Я люблю шляться по галереям – это еще один плюс в моей работе. Всякое старье, приведенное в порядок, новые вещицы, радующие глаз, осколки прошлого, кусочки будущего… завораживают и переполняют душу творческим непокоем. Я знакома со многими владельцами различных коллекций, с администраторами, менеджерами, художниками и просто увлеченными людьми, которые любят прогуливаться среди легкости и роскоши, выискивая приятные детали и штрихи для настроения. И мне всегда рады, и, если появляется на горизонте что-нибудь стоящее, мой мобильник пищит от информационной эсэмэски. И если для всех галерея «Бридж» открывается в одиннадцать часов, то для меня – намного раньше.
Диван, о котором я вчера разговаривала с администратором по телефону, оказался в точности таким, как я мечтала. Идеальные линии и углы.
– Беру, – сказала я, мысленно втаскивая его в каминный зал левого крыла дома Кондрашова.
В галерее с тонким названием «Ива» меня, наоборот, ожидало разочарование. Этот журнальный столик не имел ничего общего с мечтой. Он был скучен (хотя, кто знает, возможно, именно этим он и понравился бы Кондрашову), он был грустен, он был сух, и даже стеклянная полочка со стеклянной ножкой не спасали положение.
– Увы, – сказала я, прощаясь и с полочкой, и с ножкой. – Увы…

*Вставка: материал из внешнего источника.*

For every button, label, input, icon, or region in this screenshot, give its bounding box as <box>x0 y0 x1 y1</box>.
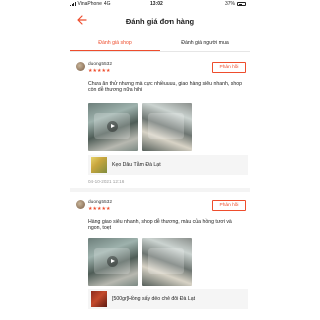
avatar <box>76 62 85 71</box>
product-name: Kẹo Dâu Tằm Đà Lạt <box>112 162 161 168</box>
review-video-thumbnail[interactable] <box>88 103 138 151</box>
page-title: Đánh giá đơn hàng <box>125 17 195 26</box>
avatar <box>76 200 85 209</box>
battery-percent: 37% <box>224 1 235 7</box>
product-link[interactable]: Kẹo Dâu Tằm Đà Lạt <box>88 155 248 175</box>
star-rating: ★★★★★ <box>88 69 111 74</box>
status-bar: VinaPhone 4G 13:02 37% <box>0 0 320 9</box>
product-name: [500gr]Hồng sấy dẻo chẻ đôi Đà Lạt <box>112 296 196 302</box>
product-link[interactable]: [500gr]Hồng sấy dẻo chẻ đôi Đà Lạt <box>88 289 248 309</box>
review-comment: Hàng giao siêu nhanh, shop dễ thương, mà… <box>88 219 232 232</box>
review-date: 04-10-2021 12:16 <box>88 179 125 184</box>
play-icon <box>107 256 118 267</box>
star-rating: ★★★★★ <box>88 207 111 212</box>
product-thumbnail <box>91 291 107 307</box>
section-divider <box>70 188 250 192</box>
tab-buyer-review[interactable]: Đánh giá người mua <box>160 40 250 46</box>
status-right: 37% <box>225 1 246 7</box>
battery-icon <box>237 2 246 6</box>
product-thumbnail <box>91 157 107 173</box>
reply-button[interactable]: Phản hồi <box>212 200 246 211</box>
status-left: VinaPhone 4G <box>70 1 111 7</box>
review-video-thumbnail[interactable] <box>88 238 138 286</box>
review-username: duong5532 <box>88 200 113 205</box>
review-photo[interactable] <box>142 238 192 286</box>
carrier-name: VinaPhone <box>77 1 102 7</box>
header: Đánh giá đơn hàng <box>0 10 320 32</box>
status-time: 13:02 <box>150 1 163 7</box>
active-tab-indicator <box>70 50 160 52</box>
review-tabs: Đánh giá shop Đánh giá người mua <box>70 36 250 52</box>
reply-button[interactable]: Phản hồi <box>212 62 246 73</box>
tab-shop-review[interactable]: Đánh giá shop <box>70 40 160 46</box>
network-type: 4G <box>103 1 111 7</box>
review-username: duong5532 <box>88 62 113 67</box>
review-photo[interactable] <box>142 103 192 151</box>
review-comment: Chưa ăn thử nhưng mà cực nhiềuuuu, giao … <box>88 81 243 94</box>
signal-icon <box>70 2 76 6</box>
play-icon <box>107 121 118 132</box>
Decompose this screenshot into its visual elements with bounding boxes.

В офис я приехала только в два (обладатели преображенной трехкомнатной квартиры, на которую я потратила кучу времени, никак не хотели меня отпускать, нахваливая то кухню, то ванную, то детскую… лучше бы накормили…) и, плюхнувшись за свой стол, сразу обнаружила записку от Середы – буквы, как всегда, прыгали вверх и вниз: «Зайди!»
Интуиция тяжело вздохнула и выставила на передний план лощеную фигуру Вячеслава Бережкова. Чувствую, Слива вышел на тропу войны, о чем мне и собирается поведать верный Середа.
Но Слива оказался совершенно ни при чем.
– Бондаренко запросил у Машки твое личное дело.
Машка, она же Мария Ивановна Шилец, является начальницей и единственным сотрудником нашего скромного отдела кадров.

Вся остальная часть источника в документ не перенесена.